DBS for pain, being an off-label indication in the United States, is practiced in a handful of specialized neurosurgical centers. Its present clinical use is best accomplished in the academic setting, within the construct of ongoing research. Salvaging DBS for pain is linked to bench and bedside efforts establishing biological models of plausibility and demonstration of efficacy in well-designed RCTs [28••]. Presently, DBS is gaining traction in other areas, notably in the movement disorders, neuropsychiatry, and epilepsy domains [51]. A recrudescence of DBS for pain could materialize if its usefulness in headache disorders such as cluster headache, hemicrania continua is substantiated [51].

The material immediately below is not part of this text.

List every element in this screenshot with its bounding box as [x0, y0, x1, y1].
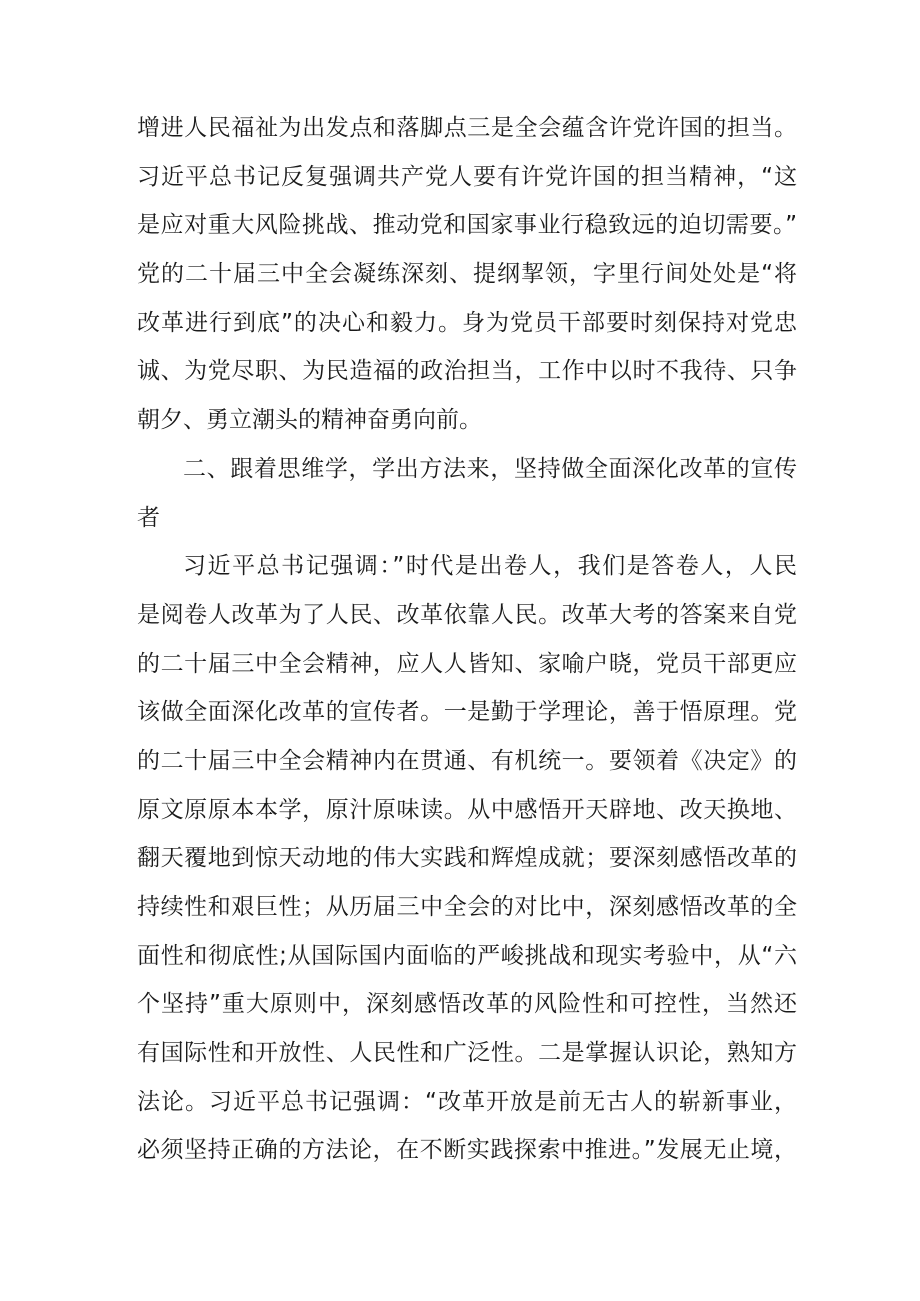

DBS remains the subject of investigational interest. The benefit varies depending upon length of follow-up, condition treated, definition of adequate pain relief, and the site of stimulation [52]. DBS can be effective when combined with rigorous patient selection. A meta-analysis of 6 studies revealed that the long-term pain alleviation rate was highest with DBS of the PAG/PVG (79%), or the PAG/PVG plus sensory thalamus/internal capsule (87%). Stimulation of the sensory thalamus alone was less effective (58%). DBS was more effective for nociceptive than deafferentation pain (63% vs 47% long-term success; P < 0.01) [52]. However, in the review of 141 patients, Levy et al documented initial pain relief in only 83 (59%). With the mean follow-up of 80 months, only 42 patients (31%) continued to report significant pain relief. Some pain states, particularly anesthesia dolorosa and the spinal cord injury pain, did not seem to respond to DBS [53]. Much of the recent research has originated from Tipu Aziz of Oxford. Their latest findings describe 85 patients who underwent DBS for neuropathic pain, of which 66% gained benefit (average follow-up 19.6 months). On long-term follow-up of 42 months, an improvement of 30% in pain and quality of life was observed in 15 patients [54•].

Stimulation Targets

It is thought that stimulation of the PAG/PVG is efficacious for nociceptive pain, whereas DBS of the sensory thalamus is more advantageous for deafferentation pain such as thalamic pain and phantom-limb syndrome [52, 53]. It is suggested that DBS of the ipsilateral ventroposterior hypothalamus decreases attack frequency in cluster headache [51].

Conclusions

Neuropathic pain is complex and common. It is frequently resistant to conventional medical therapies and surgical approaches. A paradigm shift is underway, as neuromodulatory techniques begin to acquire first-line treatment status. The outlook for neuromodulation is optimistic and the field maintains a strong development pipeline, with novel solutions and new indications constantly emerging. Focused healthcare allocation coupled with growing disease burden and advances in translational and clinical research will drive future adoption.